The lofty recognition was the latest for the director of King Saud University’s Obesity Chair, Dr. Aayed Al-Qahtani, a physician who since the early 1990s has established a distinguished curriculum vitae within the Kingdom and internationally.

The University of Graz is one of Austria’s largest and most prestigious institutions of higher education and a stronghold of academic history including a Nobel Laureate. Dr. Al-Qahtani lectured on “robotics in pediatric minimal access surgery” during his visit to Austria.

Dr. Al-Qahtani’s award was closely linked to an unprecedented operation he performed last autumn at King Khalid University Hospital in Riyadh. Using a robotic device, he stapled the stomach of an obese child who had become unable to move normally and suffered from diabetes and severe joint pain.
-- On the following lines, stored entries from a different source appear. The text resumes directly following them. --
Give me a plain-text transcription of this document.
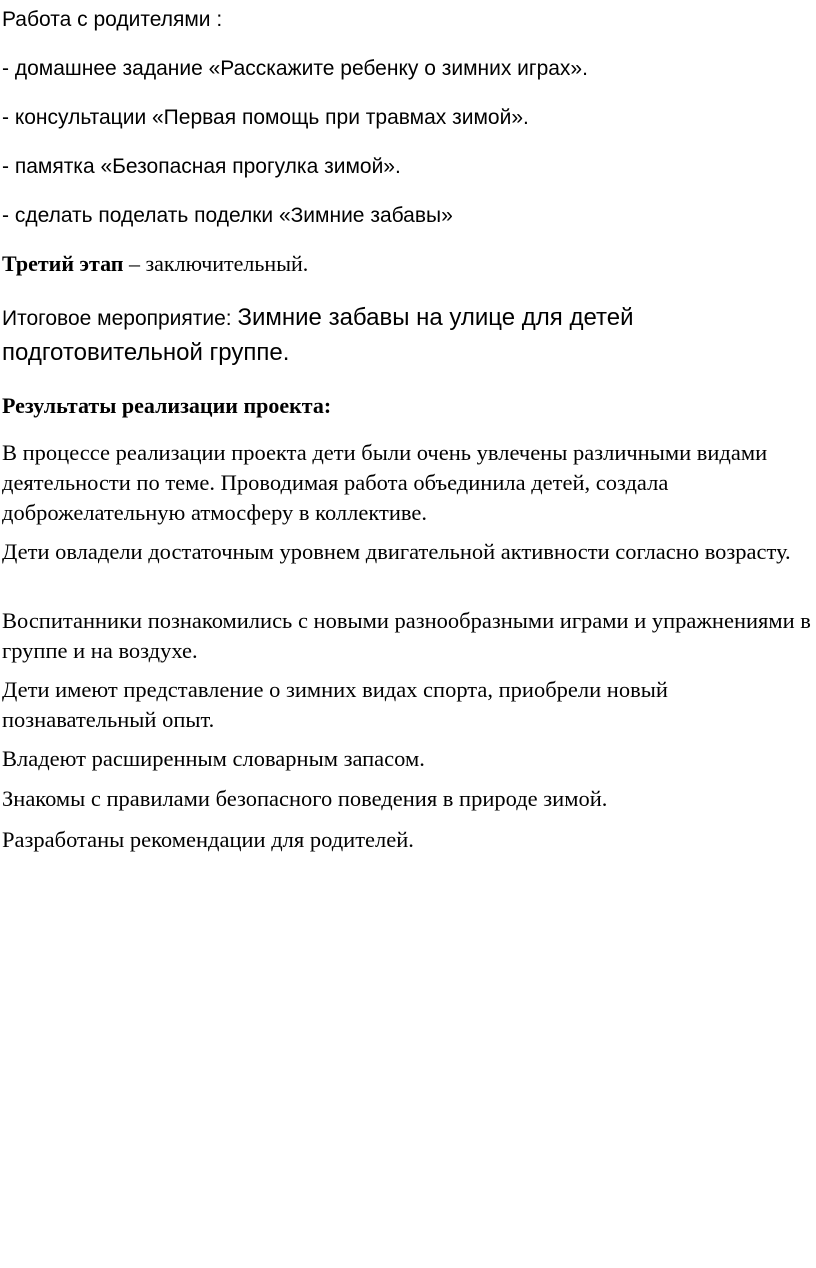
Работа с родителями :

- домашнее задание «Расскажите ребенку о зимних играх».

- консультации «Первая помощь при травмах зимой».

- памятка «Безопасная прогулка зимой».

- сделать поделать поделки «Зимние забавы»

Третий этап – заключительный.

Итоговое мероприятие: Зимние забавы на улице для детей

подготовительной группе.

Результаты реализации проекта:

В процессе реализации проекта дети были очень увлечены различными видами деятельности по теме. Проводимая работа объединила детей, создала доброжелательную атмосферу в коллективе.

Дети овладели достаточным уровнем двигательной активности согласно возрасту.

Воспитанники познакомились с новыми разнообразными играми и упражнениями в группе и на воздухе.

Дети имеют представление о зимних видах спорта, приобрели новый познавательный опыт.

Владеют расширенным словарным запасом.

Знакомы с правилами безопасного поведения в природе зимой.

Разработаны рекомендации для родителей.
The procedure, performed out of dire necessity, was the first of its type conducted world-wide.

In 90 percent of cases performed of similar procedures conducted on adults, diabetes, hypertension, and joint pain his been eliminated.

“There is no doubt that the clinical experience together with our research and scientific publication, [as well as] the valuable participation in international conferences and workshops were among the main selection criteria,” Dr.Al-Qahtani said of the award.
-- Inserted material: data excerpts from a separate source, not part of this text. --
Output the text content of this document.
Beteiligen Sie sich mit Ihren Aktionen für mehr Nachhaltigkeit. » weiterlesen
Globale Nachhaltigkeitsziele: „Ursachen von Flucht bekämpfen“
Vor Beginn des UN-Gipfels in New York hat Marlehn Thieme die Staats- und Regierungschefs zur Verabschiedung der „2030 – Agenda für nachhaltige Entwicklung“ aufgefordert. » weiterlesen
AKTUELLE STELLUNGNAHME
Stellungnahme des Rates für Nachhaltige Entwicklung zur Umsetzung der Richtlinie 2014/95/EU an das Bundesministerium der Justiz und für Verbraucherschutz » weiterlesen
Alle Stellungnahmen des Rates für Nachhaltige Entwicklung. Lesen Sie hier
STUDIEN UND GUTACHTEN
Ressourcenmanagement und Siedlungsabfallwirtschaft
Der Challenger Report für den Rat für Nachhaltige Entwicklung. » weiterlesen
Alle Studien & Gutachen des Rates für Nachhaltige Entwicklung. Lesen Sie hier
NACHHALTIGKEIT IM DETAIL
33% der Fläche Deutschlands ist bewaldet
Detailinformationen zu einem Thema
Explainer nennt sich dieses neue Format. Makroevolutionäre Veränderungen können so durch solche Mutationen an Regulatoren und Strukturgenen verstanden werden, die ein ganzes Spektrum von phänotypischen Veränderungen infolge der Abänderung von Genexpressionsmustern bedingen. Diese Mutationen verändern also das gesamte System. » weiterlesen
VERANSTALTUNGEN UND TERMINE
King Saud University has an international reputation in the experience of pediatric bariatric surgery and Al-Qahtani, KSU’s director of pediatric surgery, holds a profound share of that reputation. His dozens of presentations, publications and committee memberships and committee chairs include myriad child-related subjects. He is extremely active in the area of obesity, particularly among children who in selective studies conducted between 2005 through 2008 revealed that 11.1 percent of Saudi children and teenagers are obese.
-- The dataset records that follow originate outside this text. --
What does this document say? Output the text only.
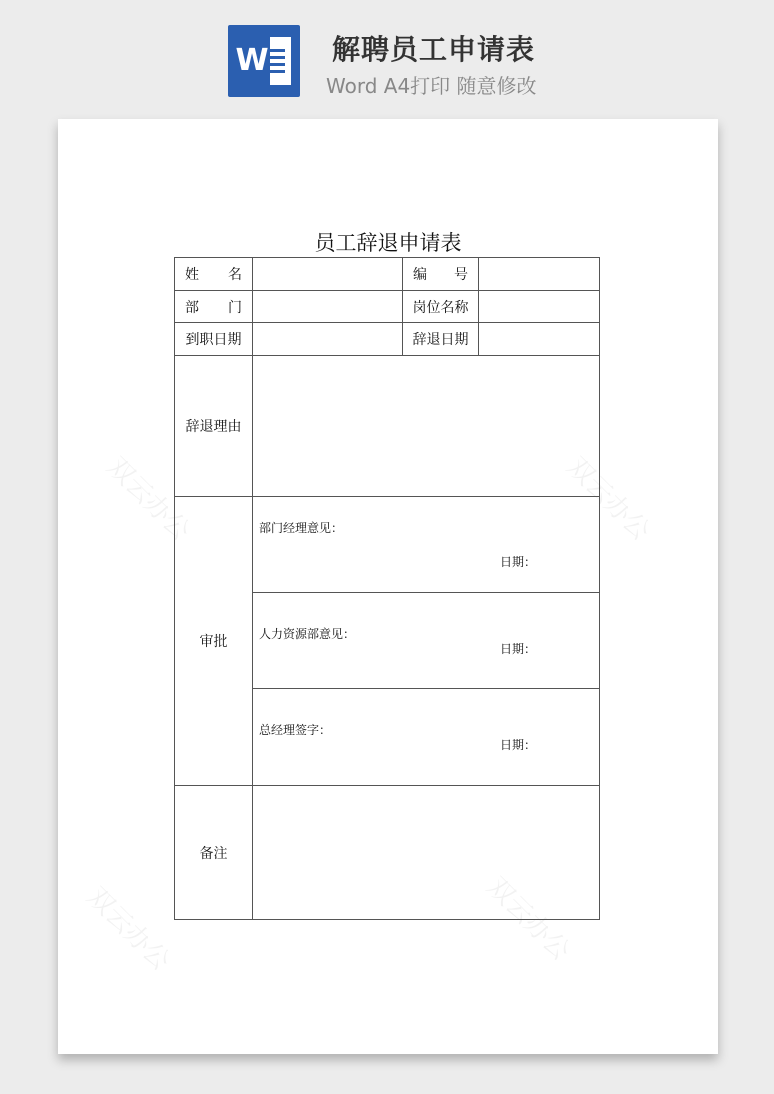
W 解聘员工申请表
Word A4打印 随意修改
双云办公	双云办公
双云办公	双云办公
员工辞退申请表
姓 名		编 号	
部 门		岗位名称	
到职日期		辞退日期	
辞退理由			
审批	部门经理意见：
日期：		

	人力资源部意见：
日期：		

	总经理签字：
日期：		

备注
Dr. Al-Qahtani estimates that the today’s rate is approaching 35 percent, but adds that obesity isn’t a problem that stretches far beyond the Kingdom’s children, teens, and adults.

“Worldwide, obesity now matches smoking as a leading preventable cause of death because it leads to a long list of diseases such as diabetes, coronary heart disease, and even cancer,” he said.

In addition to being an executive member and scientific committee director of the Saudi association of pediatric surgery, Dr. Al-Qahtani is a representative of the International of Pediatric Endosurgery Group as member.